Student of University of Colorado-Denver
Ronald D. Weiss, P.C. Scholarship Application Submission
According to the American Bankruptcy Institute’s Solvency 2020 Conference, “About 1,000 small businesses have filed under the Subchapter V, Small Business Debtor Reorganization” (Ryan, 2020) This is a significant number of cases filed within a year of the development of Subchapter V when one looks at the number of there being 7,128 cases filed under Chapter 11 including all subchapters (Douglas et al., 2021). What is causing more businesses to look into Subchapter V bankruptcy? One of the appealing factors is the change in the trustee from being an attorney to now being a businessman.

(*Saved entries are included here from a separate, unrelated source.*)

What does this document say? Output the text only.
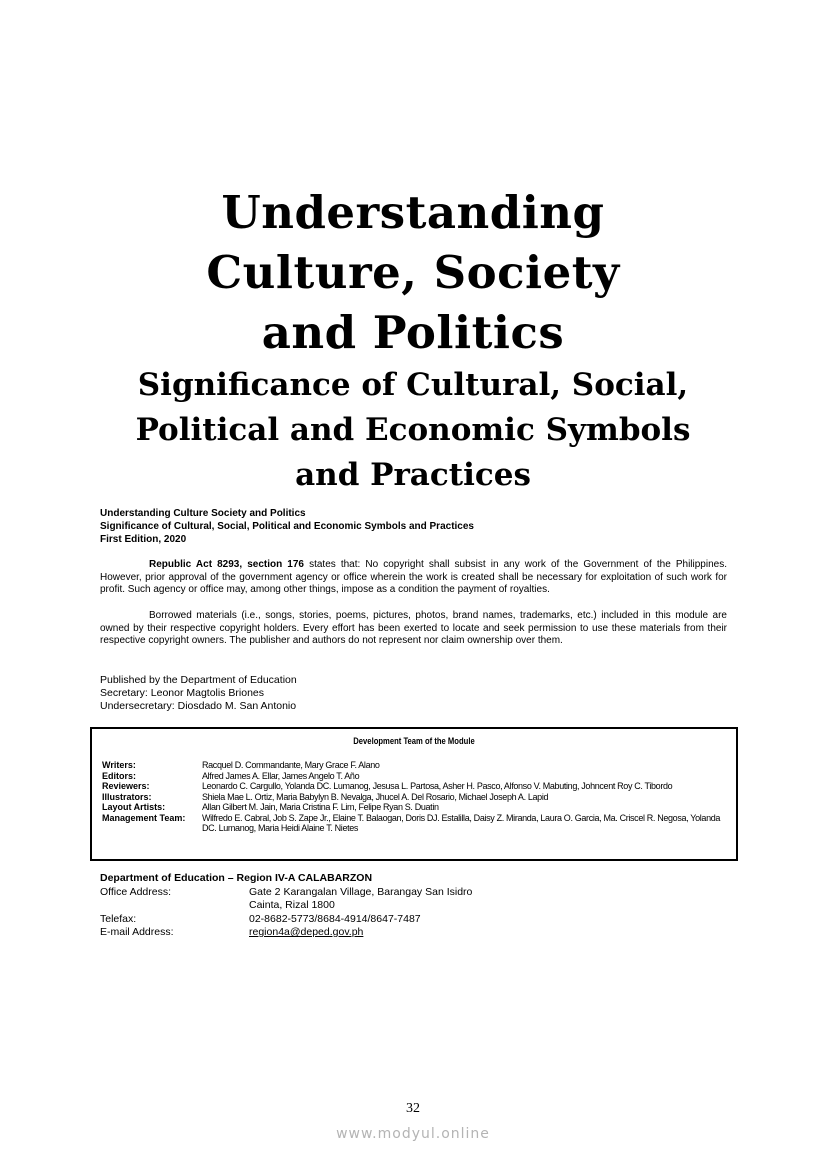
Understanding
Culture, Society
and Politics
Significance of Cultural, Social,
Political and Economic Symbols
and Practices
Understanding Culture Society and Politics
Significance of Cultural, Social, Political and Economic Symbols and Practices
First Edition, 2020

Republic Act 8293, section 176 states that: No copyright shall subsist in any work of the Government of the Philippines. However, prior approval of the government agency or office wherein the work is created shall be necessary for exploitation of such work for profit. Such agency or office may, among other things, impose as a condition the payment of royalties.

Borrowed materials (i.e., songs, stories, poems, pictures, photos, brand names, trademarks, etc.) included in this module are owned by their respective copyright holders. Every effort has been exerted to locate and seek permission to use these materials from their respective copyright owners. The publisher and authors do not represent nor claim ownership over them.

Published by the Department of Education
Secretary: Leonor Magtolis Briones
Undersecretary: Diosdado M. San Antonio
Development Team of the Module
Writers:	Racquel D. Commandante, Mary Grace F. Alano
Editors:	Alfred James A. Ellar, James Angelo T. Año
Reviewers:	Leonardo C. Cargullo, Yolanda DC. Lumanog, Jesusa L. Partosa, Asher H. Pasco, Alfonso V. Mabuting, Johncent Roy C. Tibordo
Illustrators:	Shiela Mae L. Ortiz, Maria Babylyn B. Nevalga, Jhucel A. Del Rosario, Michael Joseph A. Lapid
Layout Artists:	Allan Gilbert M. Jain, Maria Cristina F. Lim, Felipe Ryan S. Duatin
Management Team:	Wilfredo E. Cabral, Job S. Zape Jr., Elaine T. Balaogan, Doris DJ. Estalilla, Daisy Z. Miranda, Laura O. Garcia, Ma. Criscel R. Negosa, Yolanda DC. Lumanog, Maria Heidi Alaine T. Nietes
Department of Education – Region IV-A CALABARZON
Office Address:	Gate 2 Karangalan Village, Barangay San Isidro
Cainta, Rizal 1800
Telefax:	02-8682-5773/8684-4914/8647-7487
E-mail Address:	region4a@deped.gov.ph
32
www.modyul.online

This change in trustee is a pinnacle change in the right direction for efficiency and access to bankruptcy for small businesses. A trustee is used as an intermediary position in the development of a repayment plan. This position requires individuals that understand the intricacies of running a business, good communication, and how to broker deals. An attorney may be professionally trained on the maintenance of good communication, negotiating, and bargaining. However, this leaves a gap in their ability to advise a debtor on how to set up a successful plan of reorganization that deals with the underlying issues that may have contributed to the need to file bankruptcy. For example, an attorney may not understand business strategies used on tax forms that could save a small business thousands yearly. These shortcomings hinder the likeliness of a successful plan of reorganization and inherently breeds an adversarial approach that benefits creditors more than debtors. The trustee structure morphing into a businessman will decrease potential conflicts and allow for their expertise to help confirm a plan of reorganization that is likely to be more successful.
A businessman is a broad title that allows individuals from different academic and career backgrounds to become a trustee. In the above paragraph, I mention the shortcoming of attorneys not understanding the intricacies of running a business. A trustee with a career background as a CPA can review the debtor’s tax forms and make suggestions on exemptions to reduce the amount of reported income for a small business. This could potentially save a debtor thousands yearly and allow for them to reinvest back into business ventures that turn a profit. This change in trustee is limiting the number of costs incurred by the debtor despite the belief by critics that it is less cost-efficient.
Critics have spoken poorly of businessmen being in the trustee position due to the cost of the trustee being shifted into debtor costs instead of government costs. In Subchapter V, the trustee is paid through the plan of reorganization and is paid on an hourly basis due to their expertise being used. There was the concern of trustees purposely stacking their time to gain more profit and increasing the amount owed by the debtor. This is different from the structure of a typical Chapter 11 business bankruptcy that has the United States Trustee paid by the government. However, one must recognize that the value of their expertise is worth the cost in the long run with other provisions being in place to account for the added cost. Such as the time limitation to file the plan within 90 days of the order for relief according to 11 U.S. Code §1189. In addition, a business can obtain court approval of a plan without the agreement of any creditors. This is different from a normal Chapter 11 bankruptcy that allows a relatively open ended time to file a plan. A Chapter 11 also requires at least one creditor to agree to go along with the plan. This difference makes the timeline exponentially longer for normal Chapter 11 cases. Therefore, this limits the efficiency of small business bankruptcies and allows for individuals to be stuck in bankruptcy for several years incurring attorney costs. The trustee is supposed to be in a mediator role that brokers deals to allow for a plan to be filed and the bankruptcy to come to an end. Therefore, a businessman is better equipped to broker a deal with creditors that still benefits the debtor.
Trustees that are businessmen willing to negotiate and use their background knowledge from their career to find innovative solutions that make all parties feel heard. Small businesses are looking into filing Subchapter V bankruptcies due to the advantages that favor their needs with the help of the trustee’s expertise and helpful attitude that creates a collaborative environment and less of a hostile environment. This creates more efficiency and expanded access to more individuals due to the trustee, the face-past structure, and a decrease in costs. As well, it helps for a plan of reorganization to be more likely to succeed with the help of the trustee that makes recommendations that strategically solve a business’s pre-existing fallacies. Subchapter V of the bankruptcy code is going to be a great help and more attractive option for small businesses that may need to file for bankruptcy in the upcoming years.